Kagome pensaba que Inuyasha volvería a pasar de ella como solía hacerlo; además, darse cuenta de los sentimientos que albergaba por el ambarino era nuevo y aterrador. Por su parte, Inuyasha estaba seguro de que Kagome no lo disculparía por la forma en la que estuvo comportarse con ella los días anteriores.

Ambos sentían como que, si se decían adiós ahora, ya no habría certeza de que volverían a hablar en algún momento.

Así que no querían decir adiós

No aún.

—¿Cómo te sientes?

—¿Crees que está mal decir que estoy bien? —preguntó ella con un deje de tristeza—. Es extraño... siento que no debería sentirme tan en calma como lo hago justo ahora.

—¿Por qué estaría mal?

—No lo sé... siento que debería estar devastada. —Bajó la vista—. De alguna forma lo estoy, solo me siento en calma también.

—No tienes que ser miserable para demostrar que lo extrañas —dijo. La volteó a ver al mismo tiempo que ella lo hizo, encontrándose con sus ahora rojizos ojos azules—. No tienes que sentirte culpable por estar viva.
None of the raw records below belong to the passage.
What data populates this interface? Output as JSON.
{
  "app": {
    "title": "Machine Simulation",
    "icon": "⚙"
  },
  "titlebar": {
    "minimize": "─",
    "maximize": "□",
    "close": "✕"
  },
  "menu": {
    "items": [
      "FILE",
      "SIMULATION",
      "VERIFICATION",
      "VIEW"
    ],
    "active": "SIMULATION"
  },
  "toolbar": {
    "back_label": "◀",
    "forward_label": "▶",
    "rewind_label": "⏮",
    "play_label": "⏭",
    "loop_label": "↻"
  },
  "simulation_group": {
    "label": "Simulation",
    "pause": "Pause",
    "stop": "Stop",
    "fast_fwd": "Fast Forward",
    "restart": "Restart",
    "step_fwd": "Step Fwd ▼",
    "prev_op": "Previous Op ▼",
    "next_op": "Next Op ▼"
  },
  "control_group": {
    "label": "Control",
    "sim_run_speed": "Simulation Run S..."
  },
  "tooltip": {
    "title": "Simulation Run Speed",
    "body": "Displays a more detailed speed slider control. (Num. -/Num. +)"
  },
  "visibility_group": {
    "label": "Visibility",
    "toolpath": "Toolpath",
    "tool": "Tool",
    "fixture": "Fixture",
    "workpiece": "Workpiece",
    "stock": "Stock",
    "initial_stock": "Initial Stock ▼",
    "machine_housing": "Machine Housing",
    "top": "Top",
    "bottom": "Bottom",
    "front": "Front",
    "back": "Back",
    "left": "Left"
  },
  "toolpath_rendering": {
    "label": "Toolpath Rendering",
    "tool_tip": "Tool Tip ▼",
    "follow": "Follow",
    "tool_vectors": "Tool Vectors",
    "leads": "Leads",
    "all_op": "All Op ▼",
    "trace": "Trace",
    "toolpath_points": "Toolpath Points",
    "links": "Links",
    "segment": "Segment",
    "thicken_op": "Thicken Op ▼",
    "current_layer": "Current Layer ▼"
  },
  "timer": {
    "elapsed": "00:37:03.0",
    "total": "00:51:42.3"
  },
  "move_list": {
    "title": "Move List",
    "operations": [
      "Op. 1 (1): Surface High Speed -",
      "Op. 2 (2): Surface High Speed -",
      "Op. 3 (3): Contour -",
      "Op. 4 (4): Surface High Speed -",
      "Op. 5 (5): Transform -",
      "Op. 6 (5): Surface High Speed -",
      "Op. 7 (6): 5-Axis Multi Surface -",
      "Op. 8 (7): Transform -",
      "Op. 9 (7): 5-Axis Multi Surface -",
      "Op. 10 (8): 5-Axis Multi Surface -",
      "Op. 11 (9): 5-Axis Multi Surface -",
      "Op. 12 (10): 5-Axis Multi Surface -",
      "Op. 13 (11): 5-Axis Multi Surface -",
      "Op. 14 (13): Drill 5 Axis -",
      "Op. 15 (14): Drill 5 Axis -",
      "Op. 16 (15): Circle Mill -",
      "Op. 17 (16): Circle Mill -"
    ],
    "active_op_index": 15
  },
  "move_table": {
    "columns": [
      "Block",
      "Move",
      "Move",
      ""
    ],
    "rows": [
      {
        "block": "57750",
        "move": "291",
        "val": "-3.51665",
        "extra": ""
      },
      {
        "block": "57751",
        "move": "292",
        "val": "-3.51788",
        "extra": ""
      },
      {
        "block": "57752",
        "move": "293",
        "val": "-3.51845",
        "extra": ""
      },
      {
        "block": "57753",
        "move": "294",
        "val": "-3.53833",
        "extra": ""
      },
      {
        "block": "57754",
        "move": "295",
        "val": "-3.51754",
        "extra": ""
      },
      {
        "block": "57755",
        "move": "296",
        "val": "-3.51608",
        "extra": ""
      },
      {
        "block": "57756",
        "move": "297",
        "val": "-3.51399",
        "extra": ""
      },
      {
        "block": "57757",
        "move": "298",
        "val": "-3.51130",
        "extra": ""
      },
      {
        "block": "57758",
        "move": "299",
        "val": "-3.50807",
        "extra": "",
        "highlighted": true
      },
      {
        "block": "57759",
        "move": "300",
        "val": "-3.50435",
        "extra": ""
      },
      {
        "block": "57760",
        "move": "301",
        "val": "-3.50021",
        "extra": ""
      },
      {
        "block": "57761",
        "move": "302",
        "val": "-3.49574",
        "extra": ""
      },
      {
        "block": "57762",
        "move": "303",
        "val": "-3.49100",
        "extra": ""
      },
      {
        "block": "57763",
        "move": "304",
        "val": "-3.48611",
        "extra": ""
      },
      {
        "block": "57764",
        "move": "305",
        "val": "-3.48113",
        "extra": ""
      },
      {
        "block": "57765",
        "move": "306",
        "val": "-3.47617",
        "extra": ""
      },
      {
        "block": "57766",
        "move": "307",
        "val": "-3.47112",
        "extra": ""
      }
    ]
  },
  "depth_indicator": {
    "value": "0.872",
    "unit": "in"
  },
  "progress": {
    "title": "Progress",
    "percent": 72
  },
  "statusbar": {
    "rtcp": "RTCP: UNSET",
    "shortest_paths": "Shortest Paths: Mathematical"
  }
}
—Es solo que... es la primera vez —admitió con pesar—. Es la primera vez que voy a visitarlo desde que...

«Murió».

Seguía sin poder decirlo en voz alta. A pesar de haberlo visto frente a ella, aún se le cerraba la garganta de solo pensar pronunciar esa palabra.
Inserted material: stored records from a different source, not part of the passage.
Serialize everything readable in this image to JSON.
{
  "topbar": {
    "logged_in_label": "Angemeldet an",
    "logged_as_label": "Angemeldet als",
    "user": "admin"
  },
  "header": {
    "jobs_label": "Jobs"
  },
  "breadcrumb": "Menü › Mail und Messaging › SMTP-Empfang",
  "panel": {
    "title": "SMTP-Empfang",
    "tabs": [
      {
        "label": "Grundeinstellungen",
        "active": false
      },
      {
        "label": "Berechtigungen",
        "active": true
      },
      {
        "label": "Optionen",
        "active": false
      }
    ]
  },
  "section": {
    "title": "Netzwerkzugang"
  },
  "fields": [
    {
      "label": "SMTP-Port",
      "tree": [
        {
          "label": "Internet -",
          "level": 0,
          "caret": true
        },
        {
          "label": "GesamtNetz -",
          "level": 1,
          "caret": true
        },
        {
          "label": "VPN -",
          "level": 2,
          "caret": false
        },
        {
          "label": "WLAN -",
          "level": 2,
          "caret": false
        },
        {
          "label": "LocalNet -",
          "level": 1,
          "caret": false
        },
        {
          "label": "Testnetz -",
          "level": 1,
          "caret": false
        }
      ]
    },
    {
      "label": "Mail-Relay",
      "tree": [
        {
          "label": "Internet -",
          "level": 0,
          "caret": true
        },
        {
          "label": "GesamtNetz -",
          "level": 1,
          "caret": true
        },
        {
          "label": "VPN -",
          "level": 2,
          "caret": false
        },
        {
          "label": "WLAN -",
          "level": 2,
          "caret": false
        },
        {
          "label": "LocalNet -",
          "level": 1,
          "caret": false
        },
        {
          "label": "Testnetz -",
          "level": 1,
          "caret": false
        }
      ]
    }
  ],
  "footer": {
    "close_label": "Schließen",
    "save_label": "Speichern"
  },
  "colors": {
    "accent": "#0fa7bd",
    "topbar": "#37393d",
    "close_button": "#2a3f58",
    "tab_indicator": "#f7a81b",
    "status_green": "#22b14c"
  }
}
—No me había acercado al cementerio desde el entierro de mi madre. —Los ojos de Kagome se abrieron en sorpresa ante su declaración—. Ir contigo hoy es lo más cerca a ella que he estado en cinco años.

Era cierto. De no haber sido por Rin, seguro tampoco hubiese asistido al entierro. Claro que sus motivos para no querer ir eran diferentes a los de Kagome. Estaba dolido, sí, pero no visitaba a su madre no porque no pudiese, simplemente era que jamás podría perdonarle lo que hizo; lo que le hizo a Rin y a él.
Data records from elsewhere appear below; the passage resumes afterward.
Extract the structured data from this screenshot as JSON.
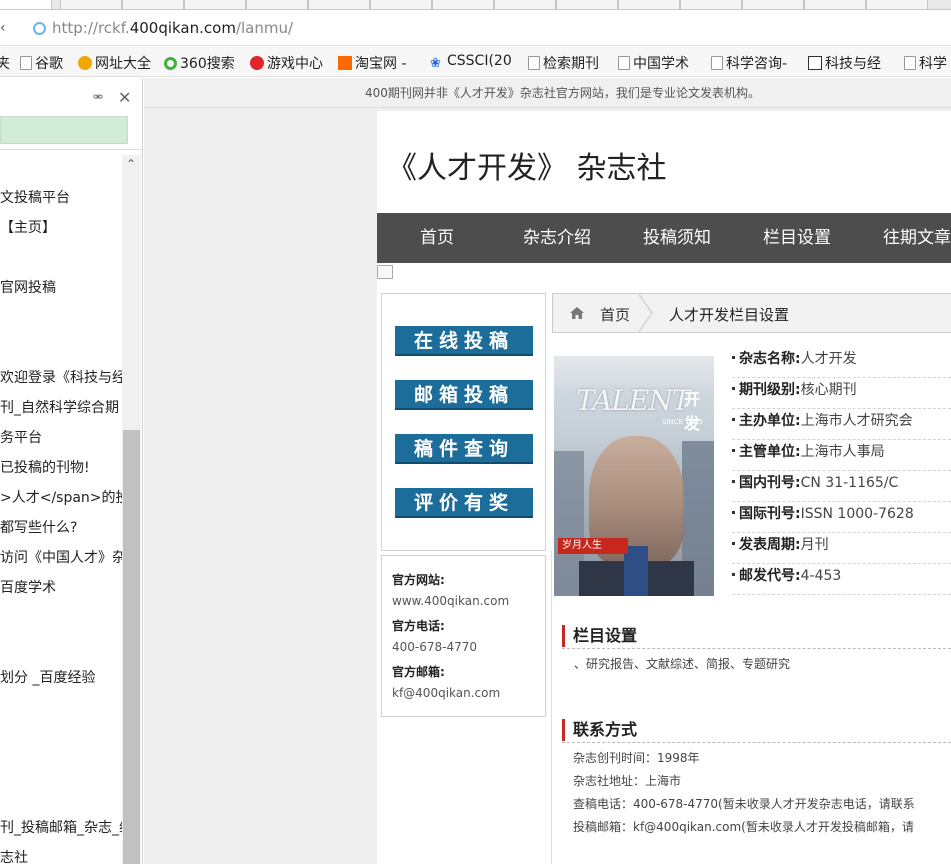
{
  "browser": {
    "address": {
      "prefix": "http://rckf.",
      "domain": "400qikan.com",
      "path": "/lanmu/"
    },
    "bookmarks": [
      {
        "label": "夹",
        "icon": "none"
      },
      {
        "label": "谷歌",
        "icon": "page-icon"
      },
      {
        "label": "网址大全",
        "icon": "hao123-icon"
      },
      {
        "label": "360搜索",
        "icon": "360-search-icon"
      },
      {
        "label": "游戏中心",
        "icon": "game-center-icon"
      },
      {
        "label": "淘宝网 -",
        "icon": "taobao-icon"
      },
      {
        "label": "CSSCI(20",
        "icon": "paw-icon"
      },
      {
        "label": "检索期刊",
        "icon": "page-icon"
      },
      {
        "label": "中国学术",
        "icon": "page-icon"
      },
      {
        "label": "科学咨询-",
        "icon": "page-icon"
      },
      {
        "label": "科技与经",
        "icon": "zhiwang-icon"
      },
      {
        "label": "科学",
        "icon": "page-icon"
      }
    ]
  },
  "sidebar": {
    "items": [
      "文投稿平台",
      "【主页】",
      "官网投稿",
      "欢迎登录《科技与经",
      "刊_自然科学综合期",
      "务平台",
      "已投稿的刊物!",
      ">人才</span>的投",
      "都写些什么?",
      "访问《中国人才》杂",
      "百度学术",
      "划分 _百度经验",
      "刊_投稿邮箱_杂志_组",
      "志社"
    ]
  },
  "page": {
    "notice": "400期刊网并非《人才开发》杂志社官方网站，我们是专业论文发表机构。",
    "title": "《人才开发》 杂志社",
    "nav": [
      "首页",
      "杂志介绍",
      "投稿须知",
      "栏目设置",
      "往期文章"
    ],
    "side_buttons": [
      "在线投稿",
      "邮箱投稿",
      "稿件查询",
      "评价有奖"
    ],
    "contact": {
      "website_label": "官方网站:",
      "website": "www.400qikan.com",
      "phone_label": "官方电话:",
      "phone": "400-678-4770",
      "email_label": "官方邮箱:",
      "email": "kf@400qikan.com"
    },
    "breadcrumb": {
      "home": "首页",
      "current": "人才开发栏目设置"
    },
    "cover": {
      "brand": "TALENT",
      "brand_cn": "开发",
      "since": "SINCE 1985",
      "banner": "岁月人生 "
    },
    "info": [
      {
        "label": "杂志名称:",
        "value": "人才开发"
      },
      {
        "label": "期刊级别:",
        "value": "核心期刊"
      },
      {
        "label": "主办单位:",
        "value": "上海市人才研究会"
      },
      {
        "label": "主管单位:",
        "value": "上海市人事局"
      },
      {
        "label": "国内刊号:",
        "value": "CN 31-1165/C"
      },
      {
        "label": "国际刊号:",
        "value": "ISSN 1000-7628"
      },
      {
        "label": "发表周期:",
        "value": "月刊"
      },
      {
        "label": "邮发代号:",
        "value": "4-453"
      }
    ],
    "columns_section": {
      "title": "栏目设置",
      "text": "、研究报告、文献综述、简报、专题研究"
    },
    "contact_section": {
      "title": "联系方式",
      "lines": [
        "杂志创刊时间：1998年",
        "杂志社地址：上海市",
        "查稿电话：400-678-4770(暂未收录人才开发杂志电话，请联系",
        "投稿邮箱：kf@400qikan.com(暂未收录人才开发投稿邮箱，请"
      ]
    }
  }
}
El hermano de Kagome se merecía el cielo; la madre de Inuyasha no.

—Inuyasha...

—Fuiste valiente, así que no te sientas mal por estar orgullosa de ello. —Le apartó con cariño el cabello del rostro y le dedicó una media sonrisa—. Joder, incluso yo estoy orgulloso de ti.

Kagome no pudo devolverle la sonrisa, sintiéndose agasajada de una manera abrumadora. Las palabras de Inuyasha siempre le calaban tan profundo que la estremecían.

—¿Cómo lo haces? —preguntó queda, disfrutando del suave contacto que dejaban los dedos de él al poner un mechón tras su oreja.

—¿El qué?

—Siempre sabes que decir...

—¿Eso crees? —Negó con la cabeza y apartó las manos al mismo tiempo que la mirada—. No es así.

—En los peores momentos, de alguna manera, siempre consigues tranquilizarme... hacerme sentir mejor a pesar de las circunstancias.

Esta vez él soltó una risa que a Kagome se le antojó sarcástica, como si no pudiera tomarse sus palabras en serio.

—Serías la primera en pensar eso. Suelo ser el que empieza los problemas, no quien los soluciona.

—¿Por qué lo dices?

—Soy agresivo —dijo, sacando un paquete de cigarrillos de uno de los bolsillos de su pantalón y halando uno con los labios como solía hacerlo—. Hay algo que no funciona bien conmigo. Me vuelvo impulsivo bajo tensión y pierdo el temperamento fácilmente.

Kagome lo observó cubrir la llama del encendedor y prender la punta del cigarrillo para luego darle una larga calada. Buscó en la expresión de él algo que le indicase que estaba jugando al decir aquello y le preocupó no encontrar nada.

—No es cierto —refutó ella.

Él le frunció el ceño. —¿Crees que te miento?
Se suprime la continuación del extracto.